Let us pretend for a moment that you have a critical system which can *just* handle the strain that it’s under (I’m sure all of you have workloads well under your system capabilities, or capabilities well over your workload requirements, of course; still for the sake of argument…) And you have a job to do which will induce more load. The job has to be done. The system has to remain responsive. Your classic response to this problem is adding a delay, for example:
#!/bin/bash
cd /foo
find ./ -type d -daystart -ctime +1 -maxdepth 1 | head -n 500 | xargs -- rm -rv
while [ $? -eq 0 ]; do
sleep 60
find ./ -type d -daystart -ctime +1 -maxdepth 1 | head -n 500 | xargs -- rm -rv
done
Of course this is a fairly simplistic example. Still it illustrates my point. The problem with this solution is that the machine you’re working on is likely to have a variable workload where its main use comes in surges. By defining a sleep time you have to iether sleep so long that the job takes forever to finish, or skirt with high loads and slow response times. Ideally you would be able to let her rip while the load is low and throttle her back while the load is high, right? Well we can! Like so:
#!/bin/bash
function waitonload() {
loadAvg=$(cat /proc/loadavg | cut -f1 -d'.')
while [ $loadAvg -gt $1 ]; do
sleep 1
echo -n .
loadAvg=$(cat /proc/loadavg | cut -f1 -d'.')

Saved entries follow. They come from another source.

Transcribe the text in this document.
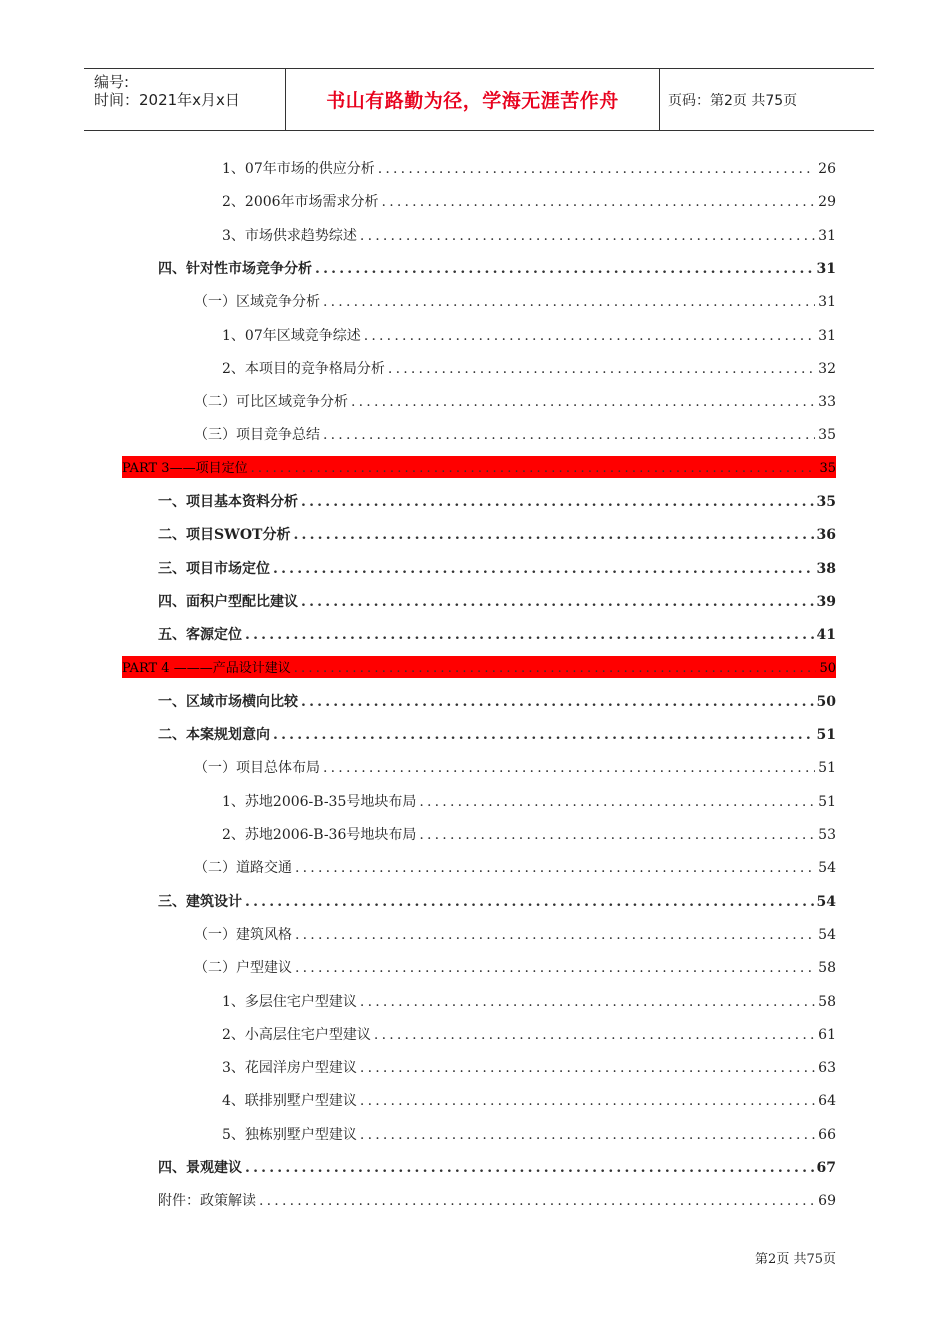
编号:
时间：2021年x月x日	书山有路勤为径，学海无涯苦作舟	页码：第2页 共75页
1、07年市场的供应分析 .....	26
2、2006年市场需求分析 .....	29
3、市场供求趋势综述 .....	31
四、针对性市场竞争分析 .....	31
（一）区域竞争分析 .....	31
1、07年区域竞争综述 .....	31
2、本项目的竞争格局分析 .....	32
（二）可比区域竞争分析 .....	33
（三）项目竞争总结 .....	35
PART 3——项目定位 .....	35
一、项目基本资料分析 .....	35
二、项目SWOT分析 .....	36
三、项目市场定位 .....	38
四、面积户型配比建议 .....	39
五、客源定位 .....	41
PART 4 ———产品设计建议 .....	50
一、区域市场横向比较 .....	50
二、本案规划意向 .....	51
（一）项目总体布局 .....	51
1、苏地2006-B-35号地块布局 .....	51
2、苏地2006-B-36号地块布局 .....	53
（二）道路交通 .....	54
三、建筑设计 .....	54
（一）建筑风格 .....	54
（二）户型建议 .....	58
1、多层住宅户型建议 .....	58
2、小高层住宅户型建议 .....	61
3、花园洋房户型建议 .....	63
4、联排别墅户型建议 .....	64
5、独栋别墅户型建议 .....	66
四、景观建议 .....	67
附件：政策解读 .....	69
第2页 共75页
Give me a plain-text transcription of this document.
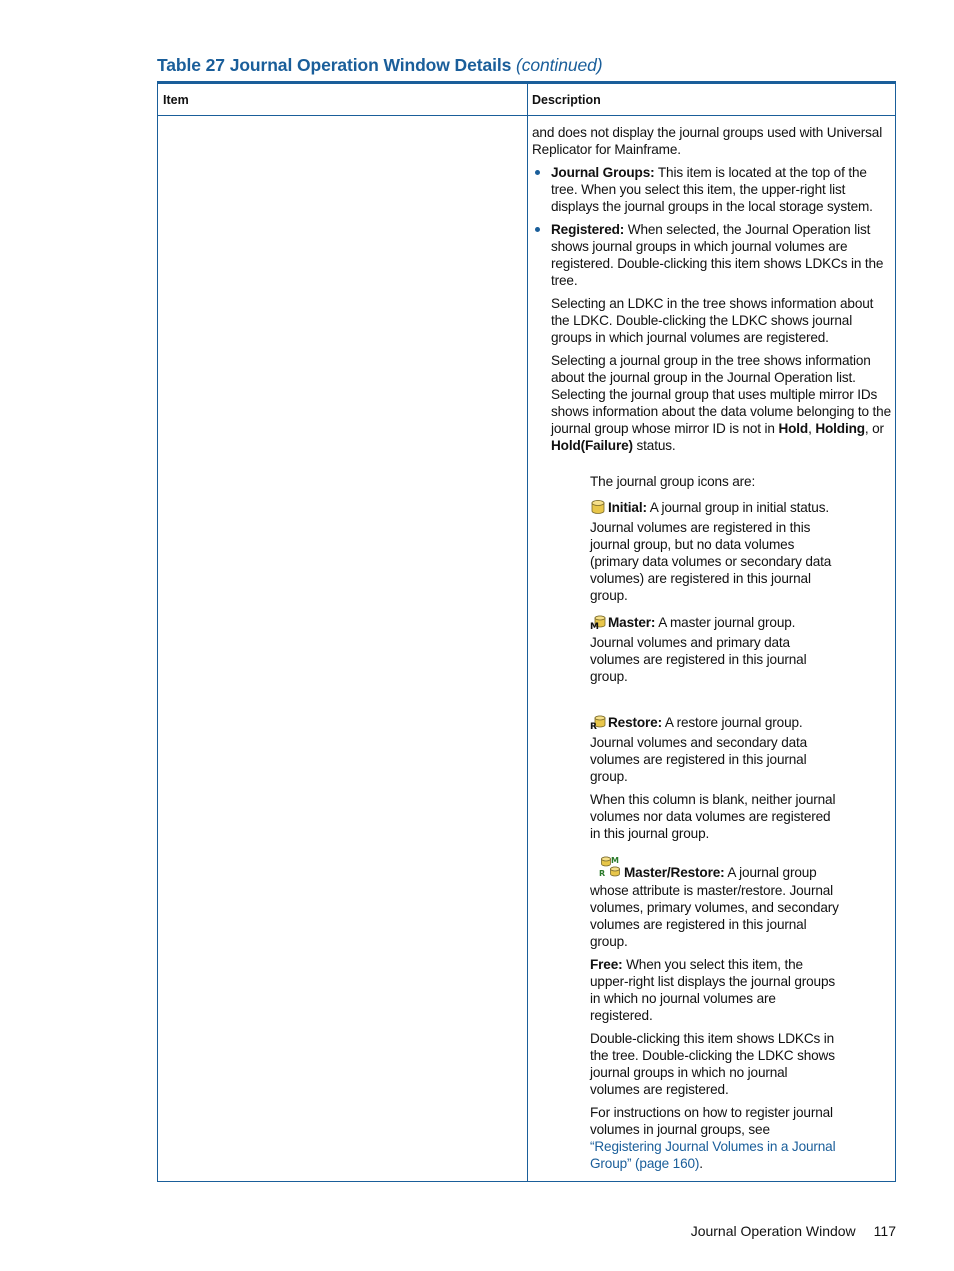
Table 27 Journal Operation Window Details (continued)
Item	Description

and does not display the journal groups used with Universal Replicator for Mainframe.

Journal Groups: This item is located at the top of the tree. When you select this item, the upper-right list displays the journal groups in the local storage system.
Registered: When selected, the Journal Operation list shows journal groups in which journal volumes are registered. Double-clicking this item shows LDKCs in the tree.

Selecting an LDKC in the tree shows information about the LDKC. Double-clicking the LDKC shows journal groups in which journal volumes are registered.

Selecting a journal group in the tree shows information about the journal group in the Journal Operation list. Selecting the journal group that uses multiple mirror IDs shows information about the data volume belonging to the journal group whose mirror ID is not in Hold, Holding, or Hold(Failure) status.

The journal group icons are:

Initial: A journal group in initial status. Journal volumes are registered in this journal group, but no data volumes (primary data volumes or secondary data volumes) are registered in this journal group.

M Master: A master journal group. Journal volumes and primary data volumes are registered in this journal group.

R Restore: A restore journal group. Journal volumes and secondary data volumes are registered in this journal group.

When this column is blank, neither journal volumes nor data volumes are registered in this journal group.

M
R Master/Restore: A journal group whose attribute is master/restore. Journal volumes, primary volumes, and secondary volumes are registered in this journal group.

Free: When you select this item, the upper-right list displays the journal groups in which no journal volumes are registered.

Double-clicking this item shows LDKCs in the tree. Double-clicking the LDKC shows journal groups in which no journal volumes are registered.

For instructions on how to register journal volumes in journal groups, see “Registering Journal Volumes in a Journal Group” (page 160).

Journal Operation Window 117
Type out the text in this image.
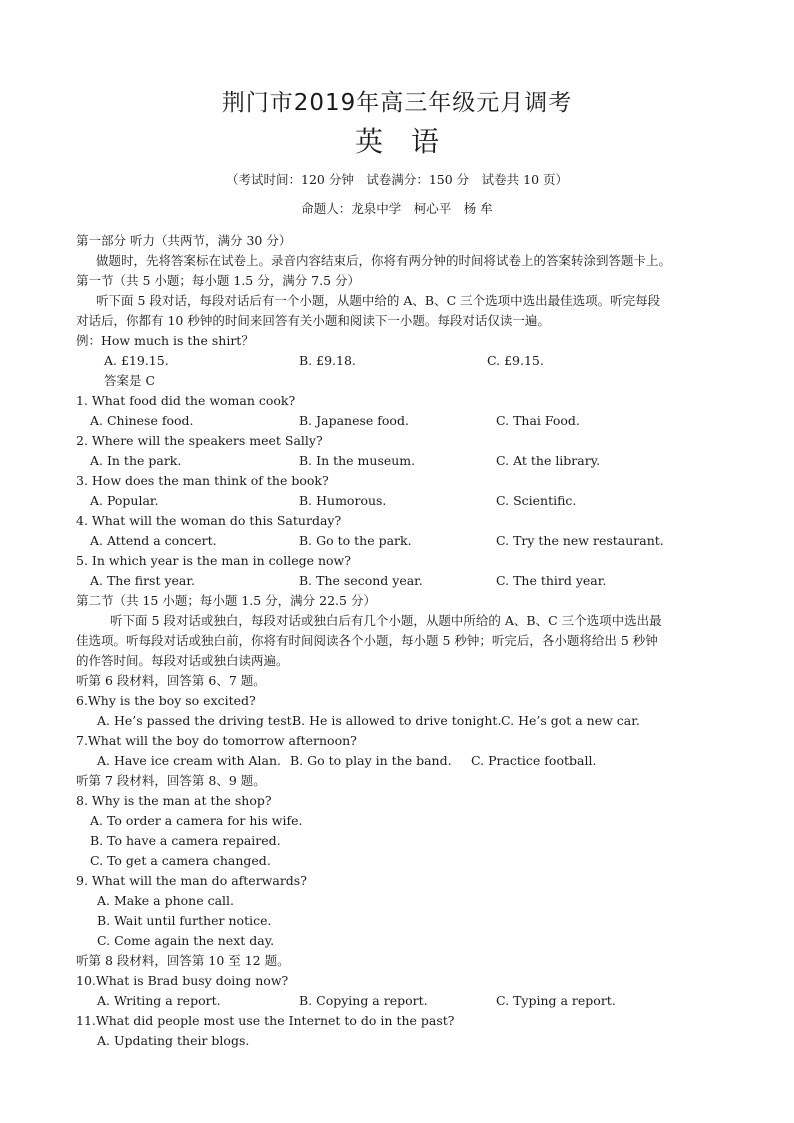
荆门市2019年高三年级元月调考
英　语
（考试时间：120 分钟　试卷满分：150 分　试卷共 10 页）
命题人：龙泉中学　柯心平　杨 牟
第一部分 听力（共两节，满分 30 分）
做题时，先将答案标在试卷上。录音内容结束后，你将有两分钟的时间将试卷上的答案转涂到答题卡上。
第一节（共 5 小题；每小题 1.5 分，满分 7.5 分）
听下面 5 段对话，每段对话后有一个小题，从题中给的 A、B、C 三个选项中选出最佳选项。听完每段
对话后，你都有 10 秒钟的时间来回答有关小题和阅读下一小题。每段对话仅读一遍。
例：How much is the shirt？
A. £19.15.	B. £9.18.	C. £9.15.
答案是 C
1. What food did the woman cook?
A. Chinese food.	B. Japanese food.	C. Thai Food.
2. Where will the speakers meet Sally?
A. In the park.	B. In the museum.	C. At the library.
3. How does the man think of the book?
A. Popular.	B. Humorous.	C. Scientific.
4. What will the woman do this Saturday?
A. Attend a concert.	B. Go to the park.	C. Try the new restaurant.
5. In which year is the man in college now?
A. The first year.	B. The second year.	C. The third year.
第二节（共 15 小题；每小题 1.5 分，满分 22.5 分）
听下面 5 段对话或独白，每段对话或独白后有几个小题，从题中所给的 A、B、C 三个选项中选出最
佳选项。听每段对话或独白前，你将有时间阅读各个小题，每小题 5 秒钟；听完后，各小题将给出 5 秒钟
的作答时间。每段对话或独白读两遍。
听第 6 段材料，回答第 6、7 题。
6.Why is the boy so excited?
A. He’s passed the driving test.
B. He is allowed to drive tonight. C. He’s got a new car.
7.What will the boy do tomorrow afternoon?
A. Have ice cream with Alan. B. Go to play in the band. C. Practice football.
听第 7 段材料，回答第 8、9 题。
8. Why is the man at the shop?
A. To order a camera for his wife.
B. To have a camera repaired.
C. To get a camera changed.
9. What will the man do afterwards?
A. Make a phone call.
B. Wait until further notice.
C. Come again the next day.
听第 8 段材料，回答第 10 至 12 题。
10.What is Brad busy doing now?
A. Writing a report.	B. Copying a report.	C. Typing a report.
11.What did people most use the Internet to do in the past?
A. Updating their blogs.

if [ $loadAvg -le $1 ]; then echo; fi
done
}
waitonload 1
find ./ -type d -daystart -ctime +1 -maxdepth 1 | head -n 500 | xargs -- rm -rv
while [ $? -eq 0 ]; do
waitonload 1
find ./ -type d -daystart -ctime +1 -maxdepth 1 | head -n 500 | xargs -- rm -rv
done
This modification will only run the desired commands when the system load is less than 2, it will wait for that condition to continue the loop. This can be very handy for very large jobs needing to be run on loaded systems. Especially jobs which can be subdivided into small tasks!